MUSHARRAF, Presidente del Pakistan. Vorrei dire una cosa. Lei ha fatto una bella dichiarazione, non c'era proprio una domanda in questa sua dichiarazione, questo suo commento, però vorrei aggiungere qualcosa, qualcosa che mi è venuto in mente in quanto lei ha detto della percezione del mondo islamico. Ho detto già che ho diviso la società pakistana in moderati, maggioranza, poi estremisti e fondamentalisti. Questo è qualcosa che riguarda la maggior parte dei Paesi musulmani: una grande maggioranza di moderati. Ma sono dei moderati silenziosi e l'idea che mi è venuta in mente mentre lei parlava: quando qualcuno che viene dall'Occidente esamina le nostre società coglie degli aspetti errati. Innanzitutto pensa che chiunque sia religioso sia un estremista o un integralista, cosa che non è vera. Al contrario, la maggior parte di noi è religioso ma siamo tutti, la maggior parte, anche moderati, non siamo degli estremisti ed in secondo luogo, qualsiasi figura di spicco, personalità religiose, ONG o personalità politiche che vengono in visita in Pakistan tendono ad interagire con una classe di fondamentalisti. Sono degli ultramodernisti in realtà, sono persone che vanno al di là della modernità della società, sono degli occidentalizzati, per così dire. Noi non vogliamo essere occidentalizzati, vogliamo mantenere la nostra cultura pur essendo moderni. Quindi quando vengono queste persone in visita, in genere, hanno come controparte questi ultramodernisti che a loro volta fomentano questa errata percezione del Pakistan e quindi all'estero si ha la sensazione che chiunque sia religioso sia anche integralista. Quindi tutta la società, la nostra società, una società di integralisti e vorrei dire a questo illustre consesso, chiunque venga nel nostro mondo, a chiunque viene a visitare il Paese per cortesia cercate di incontrare la gente del Paese, non limitatevi a parlare con gli ultramodernisti o con una piccola minoranza, perché non è vero che tutti sono integralisti perché sono religiosi. Cercate di capire, di vedere qual è il vero Pakistan, incontrate le masse, non incontrate soltanto le minoranze degli ultramodernisti o i fondamentalisti, cercate di vedere coloro che sono al centro.

D'ONOFRIO (UDC). Un'ultima questione, almeno per quanto riguarda l'interesse italiano in particolare. L'Italia è molto impegnata negli ultimi tempi sul tema della riforma delle Nazioni Unite e ha preso posizione contraria a nuovi membri permanenti delle Nazioni Unite, del Consiglio di sicurezza in particolare.

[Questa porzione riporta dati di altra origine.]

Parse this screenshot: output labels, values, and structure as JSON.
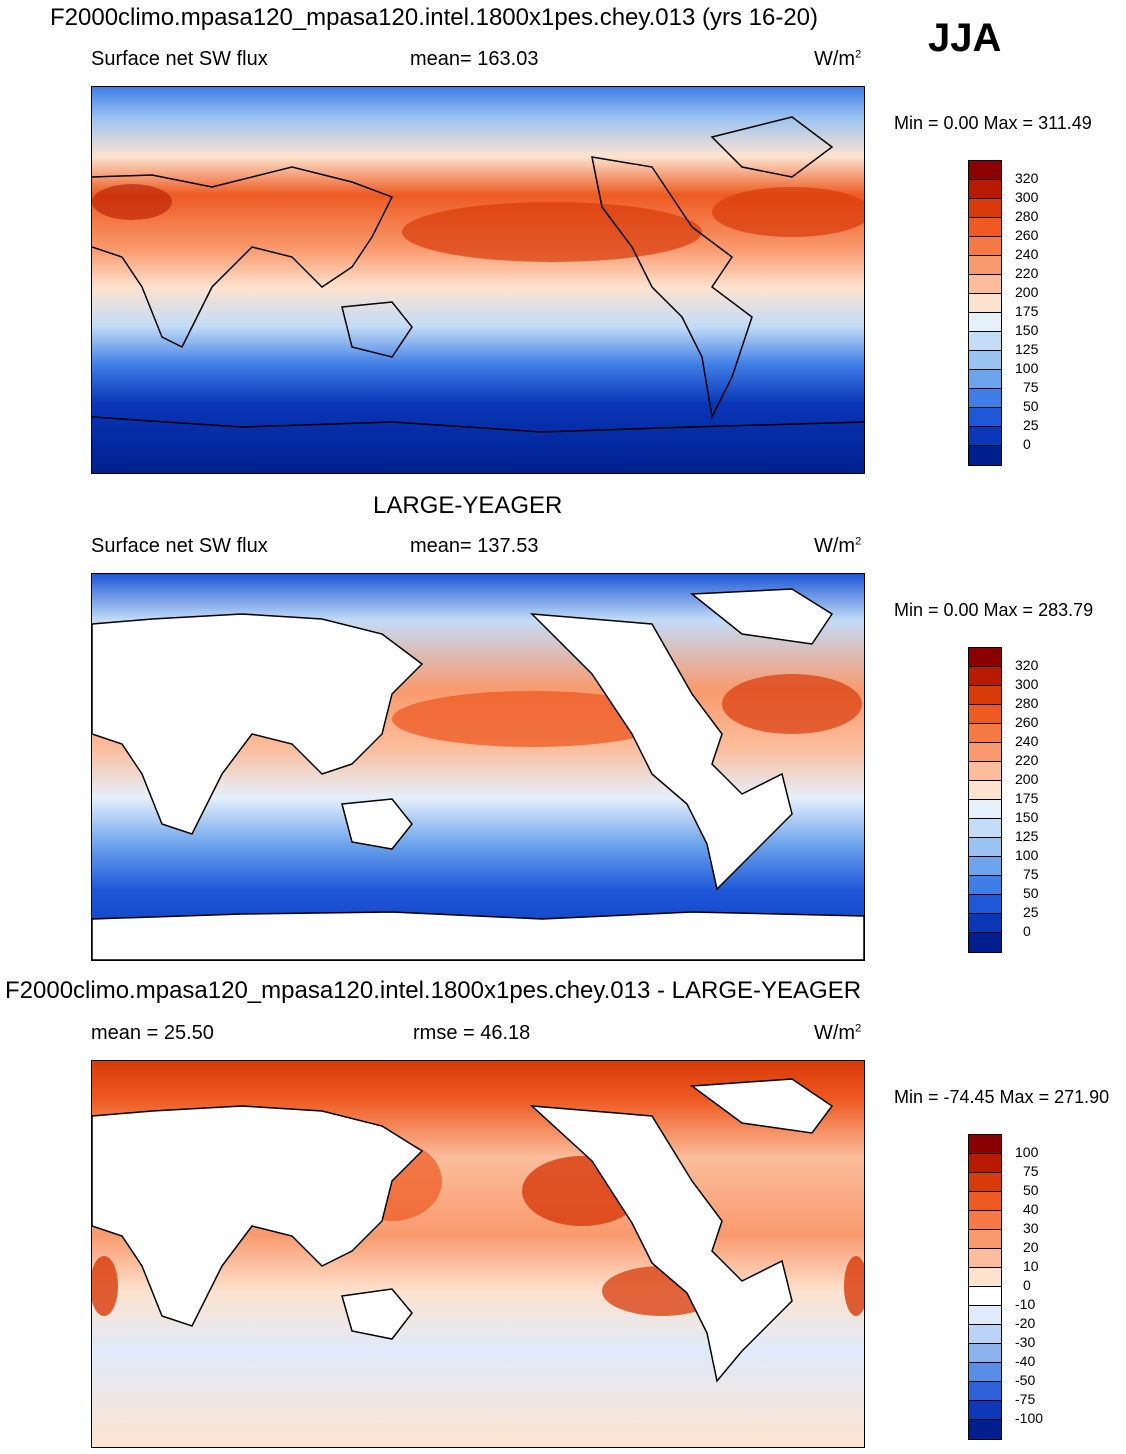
{
  "header": {
    "title": "F2000climo.mpasa120_mpasa120.intel.1800x1pes.chey.013 (yrs 16-20)",
    "season": "JJA"
  },
  "panels": [
    {
      "id": "model",
      "center_title": "",
      "left_label": "Surface net SW flux",
      "center_label": "mean= 163.03",
      "units_base": "W/m",
      "units_exp": "2",
      "minmax": "Min =    0.00 Max = 311.49",
      "colorbar_labels": [
        "320",
        "300",
        "280",
        "260",
        "240",
        "220",
        "200",
        "175",
        "150",
        "125",
        "100",
        "75",
        "50",
        "25",
        "0"
      ],
      "colorbar_colors": [
        "#8b0000",
        "#b81a00",
        "#d83a0a",
        "#ee5a22",
        "#f67a46",
        "#f99a6e",
        "#fbbd9c",
        "#fde3cf",
        "#e5f0fb",
        "#c3dcf7",
        "#9bc3f2",
        "#6ea4ec",
        "#3f7ee6",
        "#1e57d8",
        "#0a36b8",
        "#001f8e"
      ]
    },
    {
      "id": "obs",
      "center_title": "LARGE-YEAGER",
      "left_label": "Surface net SW flux",
      "center_label": "mean= 137.53",
      "units_base": "W/m",
      "units_exp": "2",
      "minmax": "Min =    0.00 Max = 283.79",
      "colorbar_labels": [
        "320",
        "300",
        "280",
        "260",
        "240",
        "220",
        "200",
        "175",
        "150",
        "125",
        "100",
        "75",
        "50",
        "25",
        "0"
      ],
      "colorbar_colors": [
        "#8b0000",
        "#b81a00",
        "#d83a0a",
        "#ee5a22",
        "#f67a46",
        "#f99a6e",
        "#fbbd9c",
        "#fde3cf",
        "#e5f0fb",
        "#c3dcf7",
        "#9bc3f2",
        "#6ea4ec",
        "#3f7ee6",
        "#1e57d8",
        "#0a36b8",
        "#001f8e"
      ]
    },
    {
      "id": "diff",
      "center_title": "F2000climo.mpasa120_mpasa120.intel.1800x1pes.chey.013 - LARGE-YEAGER",
      "left_label": "mean =  25.50",
      "center_label": "rmse =  46.18",
      "units_base": "W/m",
      "units_exp": "2",
      "minmax": "Min = -74.45 Max = 271.90",
      "colorbar_labels": [
        "100",
        "75",
        "50",
        "40",
        "30",
        "20",
        "10",
        "0",
        "-10",
        "-20",
        "-30",
        "-40",
        "-50",
        "-75",
        "-100"
      ],
      "colorbar_colors": [
        "#8b0000",
        "#b81a00",
        "#d83a0a",
        "#ee5a22",
        "#f67a46",
        "#f99a6e",
        "#fbbd9c",
        "#fde3cf",
        "#ffffff",
        "#dfeafb",
        "#b9d2f5",
        "#8cb3ee",
        "#5a8de6",
        "#2f62d8",
        "#0e38b8",
        "#001f8e"
      ]
    }
  ],
  "map_colors": {
    "ocean_hi": "#d8441a",
    "ocean_mid": "#f6a882",
    "ocean_lo": "#c9dcf6",
    "polar": "#0a2fa6",
    "land": "#ffffff",
    "coast": "#000000"
  }
}
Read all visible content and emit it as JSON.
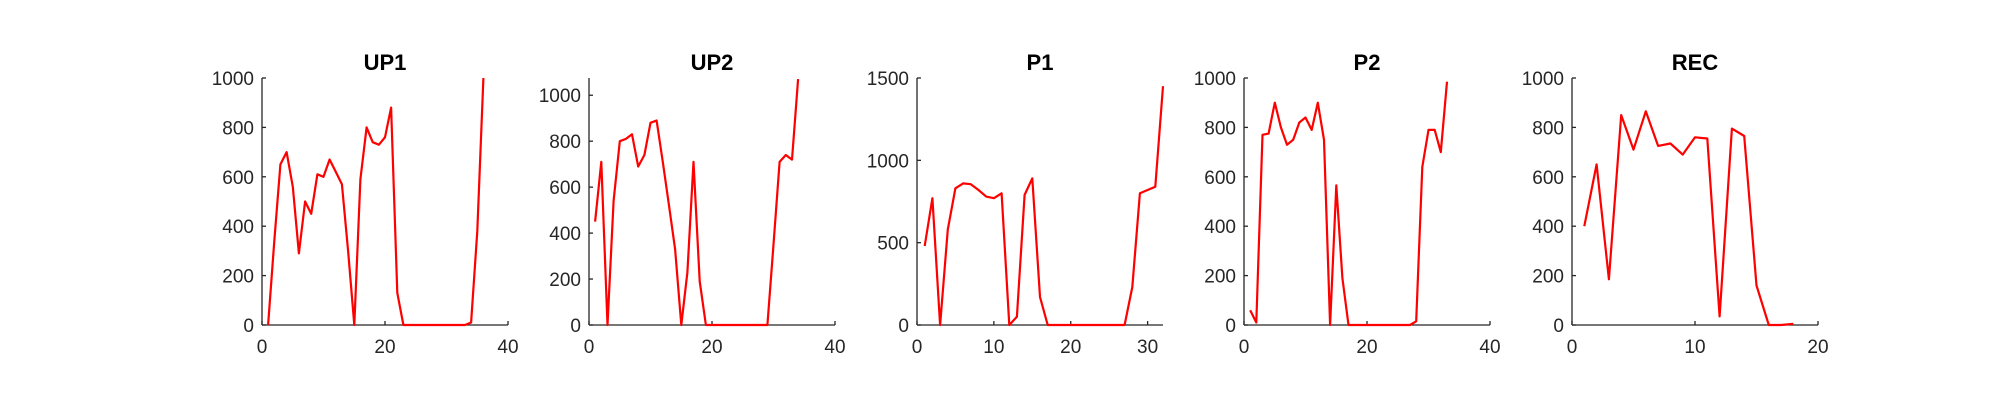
{
  "chart_data": [
    {
      "type": "line",
      "title": "UP1",
      "xlim": [
        0,
        40
      ],
      "ylim": [
        0,
        1000
      ],
      "xticks": [
        0,
        20,
        40
      ],
      "yticks": [
        0,
        200,
        400,
        600,
        800,
        1000
      ],
      "series": [
        {
          "color": "#ff0000",
          "x": [
            1,
            2,
            3,
            4,
            5,
            6,
            7,
            8,
            9,
            10,
            11,
            12,
            13,
            14,
            15,
            16,
            17,
            18,
            19,
            20,
            21,
            22,
            23,
            24,
            25,
            26,
            27,
            28,
            29,
            30,
            31,
            32,
            33,
            34,
            35,
            36
          ],
          "y": [
            0,
            340,
            650,
            700,
            560,
            290,
            500,
            450,
            610,
            600,
            670,
            620,
            570,
            300,
            0,
            590,
            800,
            740,
            730,
            760,
            880,
            130,
            0,
            0,
            0,
            0,
            0,
            0,
            0,
            0,
            0,
            0,
            0,
            10,
            380,
            1000
          ]
        }
      ]
    },
    {
      "type": "line",
      "title": "UP2",
      "xlim": [
        0,
        40
      ],
      "ylim": [
        0,
        1075
      ],
      "xticks": [
        0,
        20,
        40
      ],
      "yticks": [
        0,
        200,
        400,
        600,
        800,
        1000
      ],
      "series": [
        {
          "color": "#ff0000",
          "x": [
            1,
            2,
            3,
            4,
            5,
            6,
            7,
            8,
            9,
            10,
            11,
            12,
            13,
            14,
            15,
            16,
            17,
            18,
            19,
            20,
            21,
            22,
            23,
            24,
            25,
            26,
            27,
            28,
            29,
            30,
            31,
            32,
            33,
            34
          ],
          "y": [
            450,
            710,
            0,
            540,
            800,
            810,
            830,
            690,
            740,
            880,
            890,
            710,
            520,
            330,
            0,
            230,
            710,
            190,
            0,
            0,
            0,
            0,
            0,
            0,
            0,
            0,
            0,
            0,
            0,
            350,
            710,
            740,
            720,
            1070
          ]
        }
      ]
    },
    {
      "type": "line",
      "title": "P1",
      "xlim": [
        0,
        32
      ],
      "ylim": [
        0,
        1500
      ],
      "xticks": [
        0,
        10,
        20,
        30
      ],
      "yticks": [
        0,
        500,
        1000,
        1500
      ],
      "series": [
        {
          "color": "#ff0000",
          "x": [
            1,
            2,
            3,
            4,
            5,
            6,
            7,
            8,
            9,
            10,
            11,
            12,
            13,
            14,
            15,
            16,
            17,
            18,
            19,
            20,
            21,
            22,
            23,
            24,
            25,
            26,
            27,
            28,
            29,
            30,
            31,
            32
          ],
          "y": [
            480,
            770,
            0,
            580,
            830,
            860,
            855,
            820,
            780,
            770,
            800,
            0,
            50,
            790,
            890,
            170,
            0,
            0,
            0,
            0,
            0,
            0,
            0,
            0,
            0,
            0,
            0,
            230,
            800,
            820,
            840,
            1450
          ]
        }
      ]
    },
    {
      "type": "line",
      "title": "P2",
      "xlim": [
        0,
        40
      ],
      "ylim": [
        0,
        1000
      ],
      "xticks": [
        0,
        20,
        40
      ],
      "yticks": [
        0,
        200,
        400,
        600,
        800,
        1000
      ],
      "series": [
        {
          "color": "#ff0000",
          "x": [
            1,
            2,
            3,
            4,
            5,
            6,
            7,
            8,
            9,
            10,
            11,
            12,
            13,
            14,
            15,
            16,
            17,
            18,
            19,
            20,
            21,
            22,
            23,
            24,
            25,
            26,
            27,
            28,
            29,
            30,
            31,
            32,
            33
          ],
          "y": [
            60,
            10,
            770,
            775,
            900,
            800,
            730,
            750,
            820,
            840,
            790,
            900,
            750,
            0,
            565,
            190,
            0,
            0,
            0,
            0,
            0,
            0,
            0,
            0,
            0,
            0,
            0,
            15,
            640,
            790,
            790,
            700,
            985
          ]
        }
      ]
    },
    {
      "type": "line",
      "title": "REC",
      "xlim": [
        0,
        20
      ],
      "ylim": [
        0,
        1000
      ],
      "xticks": [
        0,
        10,
        20
      ],
      "yticks": [
        0,
        200,
        400,
        600,
        800,
        1000
      ],
      "series": [
        {
          "color": "#ff0000",
          "x": [
            1,
            2,
            3,
            4,
            5,
            6,
            7,
            8,
            9,
            10,
            11,
            12,
            13,
            14,
            15,
            16,
            17,
            18
          ],
          "y": [
            400,
            650,
            185,
            850,
            710,
            865,
            725,
            735,
            690,
            760,
            755,
            35,
            795,
            765,
            160,
            0,
            0,
            5
          ]
        }
      ]
    }
  ]
}
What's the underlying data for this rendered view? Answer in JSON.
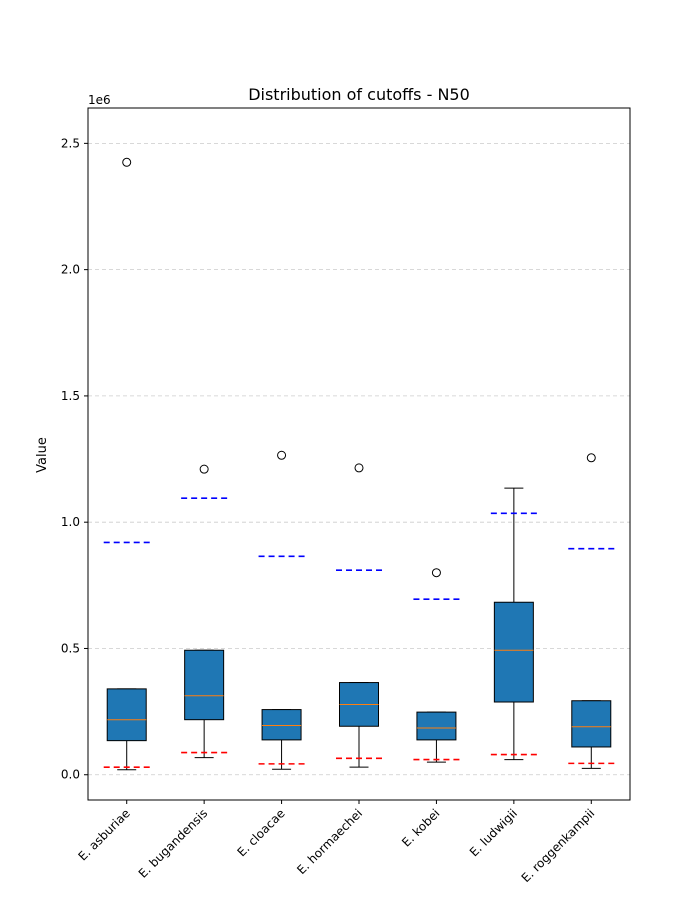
{
  "chart_data": {
    "type": "box",
    "title": "Distribution of cutoffs - N50",
    "xlabel": "",
    "ylabel": "Value",
    "y_scale_label": "1e6",
    "ylim": [
      -100000,
      2640000
    ],
    "yticks": [
      0,
      500000,
      1000000,
      1500000,
      2000000,
      2500000
    ],
    "ytick_labels": [
      "0.0",
      "0.5",
      "1.0",
      "1.5",
      "2.0",
      "2.5"
    ],
    "grid": "y-dashed",
    "colors": {
      "box_fill": "#1f77b4",
      "median": "#ff7f0e",
      "upper_cutoff": "#0000ff",
      "lower_cutoff": "#ff0000",
      "grid": "#cccccc"
    },
    "categories": [
      "E. asburiae",
      "E. bugandensis",
      "E. cloacae",
      "E. hormaechei",
      "E. kobei",
      "E. ludwigii",
      "E. roggenkampii"
    ],
    "boxes": [
      {
        "whisker_low": 20000,
        "q1": 135000,
        "median": 218000,
        "q3": 340000,
        "whisker_high": 340000,
        "outliers": [
          2425000
        ],
        "upper_cutoff": 920000,
        "lower_cutoff": 30000
      },
      {
        "whisker_low": 68000,
        "q1": 218000,
        "median": 313000,
        "q3": 493000,
        "whisker_high": 493000,
        "outliers": [
          1210000
        ],
        "upper_cutoff": 1095000,
        "lower_cutoff": 88000
      },
      {
        "whisker_low": 22000,
        "q1": 138000,
        "median": 195000,
        "q3": 258000,
        "whisker_high": 258000,
        "outliers": [
          1265000
        ],
        "upper_cutoff": 865000,
        "lower_cutoff": 43000
      },
      {
        "whisker_low": 30000,
        "q1": 192000,
        "median": 278000,
        "q3": 365000,
        "whisker_high": 365000,
        "outliers": [
          1215000
        ],
        "upper_cutoff": 810000,
        "lower_cutoff": 65000
      },
      {
        "whisker_low": 50000,
        "q1": 138000,
        "median": 185000,
        "q3": 248000,
        "whisker_high": 248000,
        "outliers": [
          800000
        ],
        "upper_cutoff": 695000,
        "lower_cutoff": 60000
      },
      {
        "whisker_low": 60000,
        "q1": 288000,
        "median": 493000,
        "q3": 683000,
        "whisker_high": 1135000,
        "outliers": [],
        "upper_cutoff": 1035000,
        "lower_cutoff": 80000
      },
      {
        "whisker_low": 25000,
        "q1": 110000,
        "median": 190000,
        "q3": 293000,
        "whisker_high": 293000,
        "outliers": [
          1255000
        ],
        "upper_cutoff": 895000,
        "lower_cutoff": 45000
      }
    ]
  }
}
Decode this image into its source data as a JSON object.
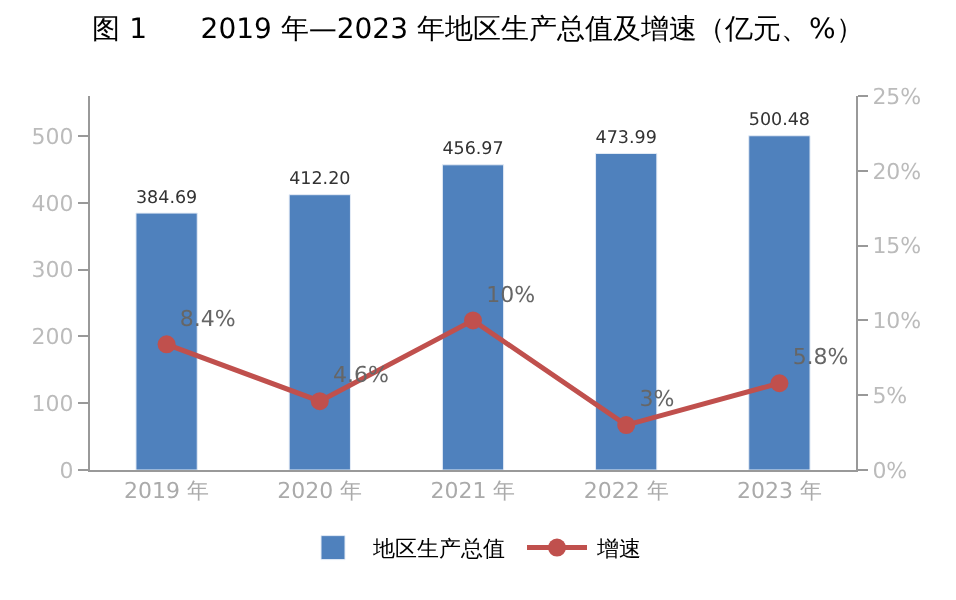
{
  "chart_data": {
    "type": "bar",
    "title": "图 1      2019 年—2023 年地区生产总值及增速（亿元、%）",
    "categories": [
      "2019 年",
      "2020 年",
      "2021 年",
      "2022 年",
      "2023 年"
    ],
    "series": [
      {
        "name": "地区生产总值",
        "color": "#4f81bd",
        "values": [
          384.69,
          412.2,
          456.97,
          473.99,
          500.48
        ],
        "value_labels": [
          "384.69",
          "412.20",
          "456.97",
          "473.99",
          "500.48"
        ]
      },
      {
        "name": "增速",
        "type": "line",
        "axis": "y2",
        "color": "#c0504d",
        "marker": "circle",
        "values": [
          8.4,
          4.6,
          10,
          3,
          5.8
        ],
        "value_labels": [
          "8.4%",
          "4.6%",
          "10%",
          "3%",
          "5.8%"
        ]
      }
    ],
    "ylim": [
      0,
      560
    ],
    "yticks": [
      0,
      100,
      200,
      300,
      400,
      500
    ],
    "y2lim": [
      0,
      25
    ],
    "y2ticks": [
      {
        "value": 0,
        "label": "0%"
      },
      {
        "value": 5,
        "label": "5%"
      },
      {
        "value": 10,
        "label": "10%"
      },
      {
        "value": 15,
        "label": "15%"
      },
      {
        "value": 20,
        "label": "20%"
      },
      {
        "value": 25,
        "label": "25%"
      }
    ],
    "legend": "bottom"
  }
}
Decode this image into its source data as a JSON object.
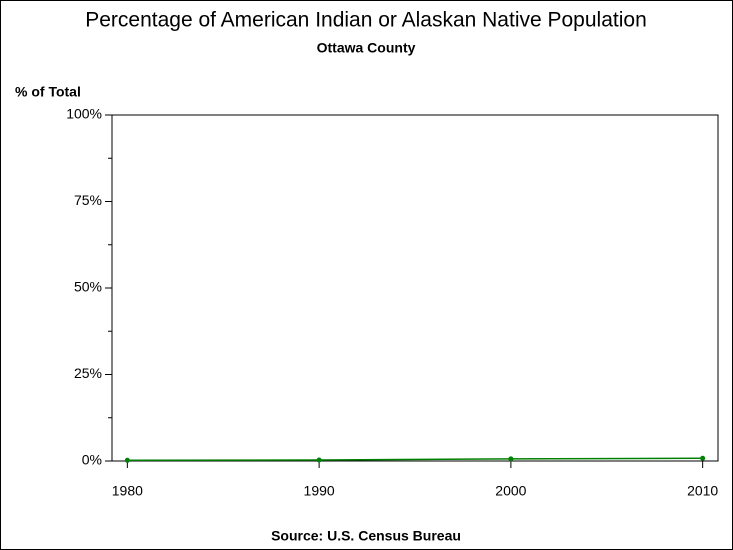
{
  "chart_data": {
    "type": "line",
    "title": "Percentage of American Indian or Alaskan Native Population",
    "subtitle": "Ottawa County",
    "y_label": "% of Total",
    "source": "Source: U.S. Census Bureau",
    "x": [
      1980,
      1990,
      2000,
      2010
    ],
    "series": [
      {
        "color": "#008000",
        "values": [
          0.2,
          0.3,
          0.6,
          0.8
        ]
      }
    ],
    "xlim": [
      1979.2,
      2010.8
    ],
    "xticks": [
      1980,
      1990,
      2000,
      2010
    ],
    "ylim": [
      0,
      100
    ],
    "yticks": [
      {
        "value": 0,
        "label": "0%"
      },
      {
        "value": 25,
        "label": "25%"
      },
      {
        "value": 50,
        "label": "50%"
      },
      {
        "value": 75,
        "label": "75%"
      },
      {
        "value": 100,
        "label": "100%"
      }
    ],
    "yminorticks": [
      12.5,
      37.5,
      62.5,
      87.5
    ]
  }
}
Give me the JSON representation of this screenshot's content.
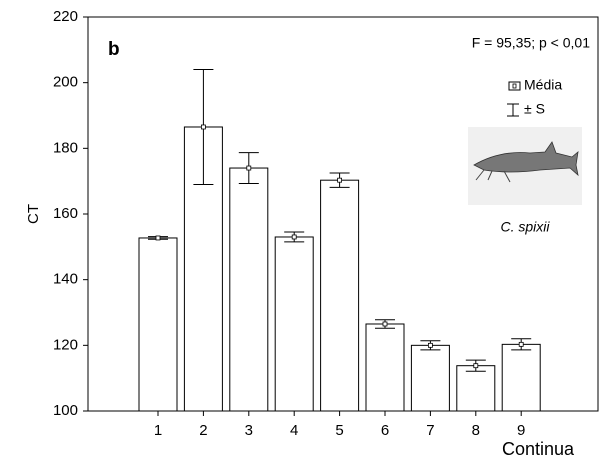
{
  "chart_data": {
    "type": "bar",
    "panel_label": "b",
    "annotation": "F = 95,35; p < 0,01",
    "species": "C. spixii",
    "y_label": "CT",
    "x_label": "Continua",
    "legend": {
      "mean": "Média",
      "error": "± S"
    },
    "categories": [
      "1",
      "2",
      "3",
      "4",
      "5",
      "6",
      "7",
      "8",
      "9"
    ],
    "values": [
      152.7,
      186.5,
      174,
      153,
      170.3,
      126.5,
      120,
      113.8,
      120.3
    ],
    "errors": [
      0.4,
      17.5,
      4.7,
      1.5,
      2.2,
      1.3,
      1.4,
      1.7,
      1.7
    ],
    "color": "#ffffff",
    "ylim": [
      100,
      220
    ],
    "yticks": [
      100,
      120,
      140,
      160,
      180,
      200,
      220
    ]
  }
}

Abbiamo molto apprezzato la sua dichiarazione che anche il Pakistan lei ritiene che debba essere contrario a nuovi membri permanenti del Consiglio di sicurezza. Ma la domanda è questa: oltre ad una contrarietà lei ha anche un'idea su come potrebbe essere riorganizzato un Consiglio di sicurezza nel nuovo ordine internazionale?

MUSHARRAF, Presidente del Pakistan. Grazie per questa domanda. Il Pakistan non è favorevole ad un aumento nel numero dei seggi permanenti nel Consiglio di sicurezza delle Nazioni Unite per due motivi: innanzitutto il Pakistan ritiene che questo sarebbe contrario alle norme democratiche di uguaglianza sovrana tra gli Stati. Un tale cambiamento finirebbe per creare Stati più uguali di altri e questo vìola le regole stesse dell'uguaglianza. Secondo motivo: noi non siamo a favore dell'aumento nel numero di Paesi con privilegi speciali o particolari. La creazione, quindi, di altri Paesi più uguali rispetto agli altri. Qual è la soluzione? Di soluzioni potranno esservene molte, francamente non le ho studiate tutte ma, per esempio, si potrebbe immaginare un aumento nei seggi non permanenti per assicurare una migliore e maggiore rappresentatività regionale in modo da assicurare la presenza di tutte le Regioni nel Consiglio di sicurezza senza creare una classe di privilegiati.

PERA, Presidente del Senato. Presidente Musharraf, l'unica cosa che vorrei dirle, è che lei è anche uno degli ambasciatori più persuasivi del suo Paese, nel nostro Paese, in Italia. La ringrazio per questo suo intervento che è stato di grande stimolo per tutti noi.